Reduce Waste & Increase Productivity Today
A key step toward improvement at the canned-goods/frozen-foods plant was to eliminate spills and waste. Performance Solutions practitioners conducted a zero-loss analysis, which identified savings (e.g., time, resources, money) if all sources of waste (e.g., spills, downtime, minor stops) from operations were eliminated. Smith applied a dollar figure to each of those small spills, as well as unnecessary minutes of extra cleaning. This led the plants to begin measuring how much waste hit the floor, and holding staff accountable for it. The plant also began to improve machine reliability and changeover times, using Performance Solutions tools (e.g., scheduling wheel) to determine the most effective sequence of products to minimize cleaning (e.g., it’s faster to schedule from one tomato sauce to another tomato sauce).
Getting staff engaged with tracking precise measurements allowed everyone to “understand that they have an opportunity or a problem, and then address it as a group, from frontline associates to plant schedulers,” says Smith. “We help the leadership team develop a plan. And then we help to create accountability by visiting each every so often, to make sure that the plan is effectively executed.” With a waste-reduction plan in place and appropriate improvement tools, staff began to see benefits: suddenly scheduling became simpler, and there was far less waste — and fewer hours of unpleasant cleanup.

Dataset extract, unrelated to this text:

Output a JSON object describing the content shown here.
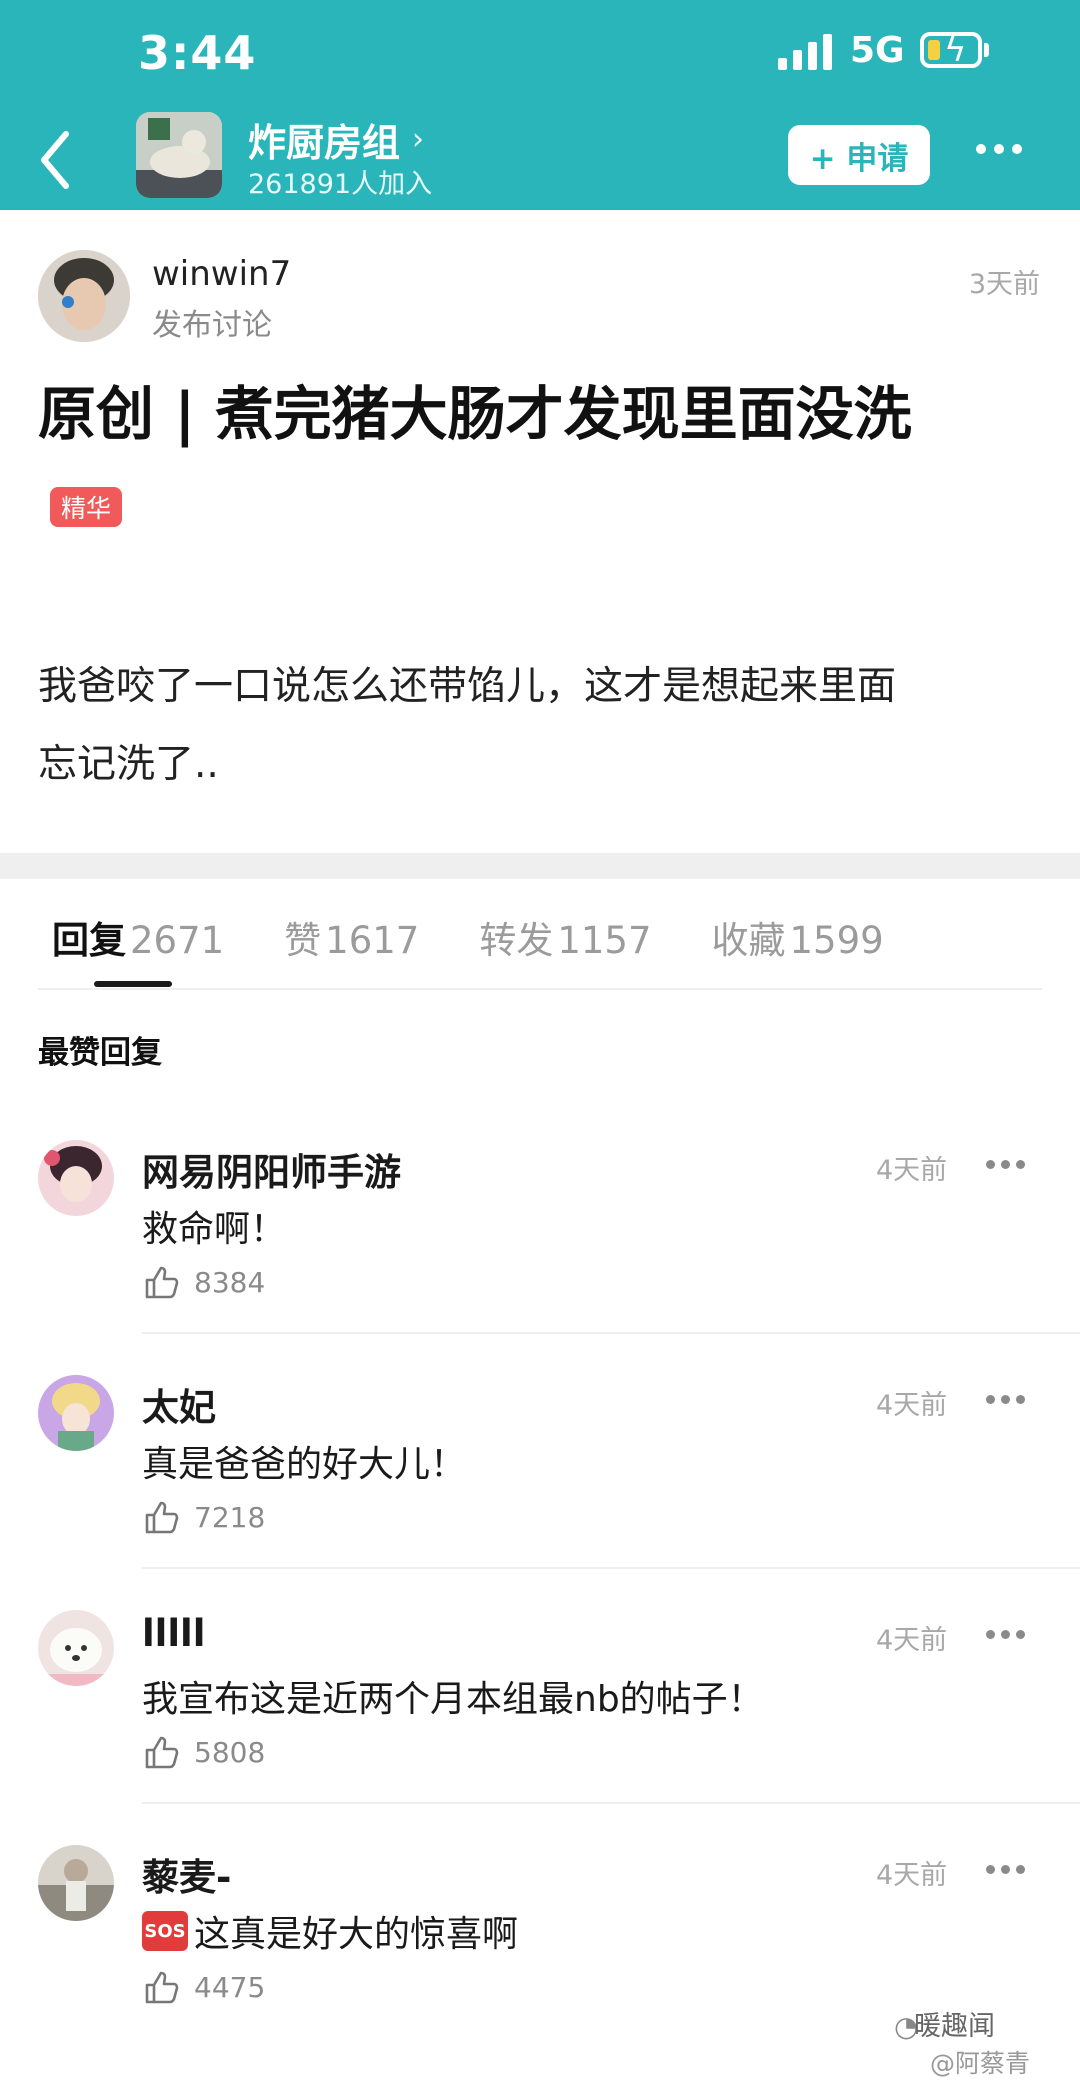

It is not unusual for F&B client companies to come to Milliken with an existing commitment to continuous improvement, says Smith. Many, though, are looking for an external perspective (fresh eyes), access to new ideas and techniques, and, ultimately, a way to develop their own in-house expertise with the guidance of Performance Solutions.

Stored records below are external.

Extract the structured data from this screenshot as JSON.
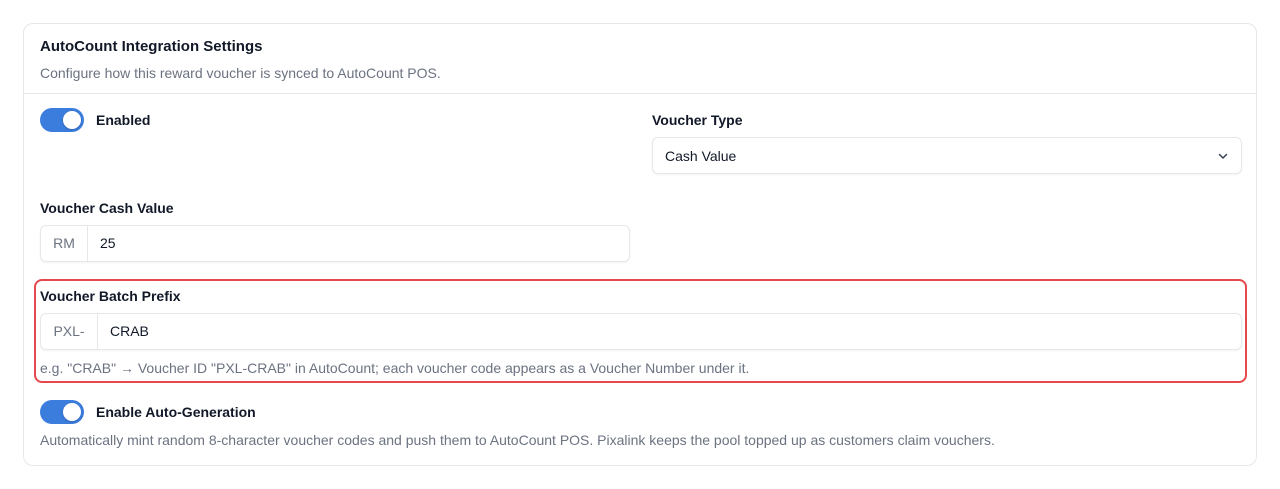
{
  "card": {
    "title": "AutoCount Integration Settings",
    "description": "Configure how this reward voucher is synced to AutoCount POS."
  },
  "enabled_toggle": {
    "label": "Enabled",
    "on": true
  },
  "voucher_type": {
    "label": "Voucher Type",
    "value": "Cash Value"
  },
  "cash_value": {
    "label": "Voucher Cash Value",
    "prefix": "RM",
    "value": "25"
  },
  "batch_prefix": {
    "label": "Voucher Batch Prefix",
    "prefix": "PXL-",
    "value": "CRAB",
    "helper": "e.g. \"CRAB\" → Voucher ID \"PXL-CRAB\" in AutoCount; each voucher code appears as a Voucher Number under it."
  },
  "auto_generation": {
    "label": "Enable Auto-Generation",
    "on": true,
    "description": "Automatically mint random 8-character voucher codes and push them to AutoCount POS. Pixalink keeps the pool topped up as customers claim vouchers."
  },
  "colors": {
    "accent": "#3b7ddd",
    "highlight": "#e5484d",
    "border": "#e5e7eb",
    "muted": "#6b7280"
  }
}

Powerful Improvements: The client enjoyed a return on its investment with Performance Solutions of approximately 11 to 1. Other Performance Solutions engagements have provided client returns as large as 37 to 1, dependent on the state of operations when plants begin working with Performance Solutions. Examples of performance improvements at the F&B plants over approximately 3 years include:
- Equipment changeover times were reduced by 64 percent
- Productivity improved by 28 percent
- Waste was reduced by 31 percent
Future Success: Over the course of the F&B engagement, client plants gradually adopted MPS and continued to push closer to zero-losses. MPS focused improvement activities around pillars — continuous skills development, safety, daily team maintenance, 5S, quality management, etc. — and helped each plant to establish site- and line-specific objectives. Gradually, adherence to MPS developed an internal base of practitioners, who took over the work of Performance Solution practitioners — generating additional return on investment. “Toward the end of the engagement,” says Smith, “we were meeting with more teams, with far more improvement initiatives going on — but with the same limited amount of Performance Solutions time. In the beginning, we met three days with six teams. Toward the end, we met three days with 15 teams.”